A guest blog from our Director of Development Isabel Cross, who recently returned to Bangladesh to visit some of our projects.

The sights, colours and smells of Asia are enticing, but I had temporarily forgotten the seeming chaos, the construction, rubbish and of course the poverty.​

We set out early for Siranjganj which was a four hour drive from Dhaka. I was glad that if necessary I could avert my eyes from the road as it seemed like one near miss followed another - I am sure Rafiq our driver had complete control, but there was no accounting for the others on the road. The traffic jams and open roads are equally as nerve-wracking!

Once we arrived in Siranjganj , we met up with our Lepra staff we went to the local government Community Health Clinic and immediately met people affected by leprosy who were receiving ulcer care. At this clinic, we provide technical assistance and refer suspected cases from the field. Learning the district structures and how we deploy our staff to strengthen the health systems and the way we support government infrastructure is really revealing. What is clear in this collaboration is that detecting leprosy is incredibly important and community field work is vital to achieve the goal.

We travelled on through the countryside and the agricultural economy was all around us, low lying, flood prone but at this time of year lush and green. Here and there people tend their fields, goats and even carry baskets of live ducks on their heads!

We then arrived in Rajshahi village. I was humbled by the village greeting and traditional garlands of flowers for our necks. Yasmina, our Lepra health and community assistant introduced us to a self-help group. This group has been established for three years, and members have experienced leprosy and disability and several of them have received training in running the group.

One of the members Umilla, keeps ducks which provide a source of food for her family. She markets eggs and the birds - buying chicks at 32 and selling at 300 taka - we all nod approval as she told us she makes 3,000 taka a month (about £27). Other members tell us about how they provide for their own families by goat rearing, land leasing and farming.
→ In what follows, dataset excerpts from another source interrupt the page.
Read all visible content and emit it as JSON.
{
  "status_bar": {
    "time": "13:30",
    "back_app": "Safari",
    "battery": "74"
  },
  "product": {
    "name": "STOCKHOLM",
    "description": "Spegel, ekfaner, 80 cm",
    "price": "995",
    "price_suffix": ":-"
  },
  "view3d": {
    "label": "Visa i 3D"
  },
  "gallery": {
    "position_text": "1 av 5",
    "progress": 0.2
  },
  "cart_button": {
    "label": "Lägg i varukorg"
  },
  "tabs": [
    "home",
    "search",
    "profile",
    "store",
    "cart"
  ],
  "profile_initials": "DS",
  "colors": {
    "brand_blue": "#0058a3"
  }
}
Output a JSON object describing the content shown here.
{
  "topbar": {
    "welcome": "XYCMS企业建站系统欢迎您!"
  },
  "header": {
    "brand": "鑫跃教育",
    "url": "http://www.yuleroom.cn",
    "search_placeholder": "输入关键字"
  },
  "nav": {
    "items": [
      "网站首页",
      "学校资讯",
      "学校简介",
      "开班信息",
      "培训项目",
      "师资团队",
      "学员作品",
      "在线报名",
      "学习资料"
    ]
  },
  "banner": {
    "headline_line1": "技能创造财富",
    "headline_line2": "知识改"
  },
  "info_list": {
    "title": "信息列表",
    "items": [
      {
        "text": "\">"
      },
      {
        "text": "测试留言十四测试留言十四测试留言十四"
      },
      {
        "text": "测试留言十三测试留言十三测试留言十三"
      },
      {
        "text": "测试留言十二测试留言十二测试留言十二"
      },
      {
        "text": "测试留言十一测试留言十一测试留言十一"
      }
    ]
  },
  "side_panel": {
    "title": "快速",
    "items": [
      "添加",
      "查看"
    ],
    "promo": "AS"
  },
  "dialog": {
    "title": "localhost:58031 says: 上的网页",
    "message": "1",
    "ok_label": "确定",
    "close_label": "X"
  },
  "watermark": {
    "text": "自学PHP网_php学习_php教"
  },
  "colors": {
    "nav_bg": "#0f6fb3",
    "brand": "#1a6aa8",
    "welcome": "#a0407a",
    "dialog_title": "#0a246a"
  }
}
The confidence of the group, their knowledge of leprosy and health messages comes through. Several people have as much pride telling us that they have identified others with signs of leprosy and encouraged them into treatment, as they do about their own achievements.

I came away with a clear sense that these are the people that will help us make leprosy a disease of no consequence. We can enable them to be more self-sufficient but they will help find and normalise the disease in their communities. We can offer expertise and through collaborating with the responsible health service we can ensure support and correct treatment will be there in future.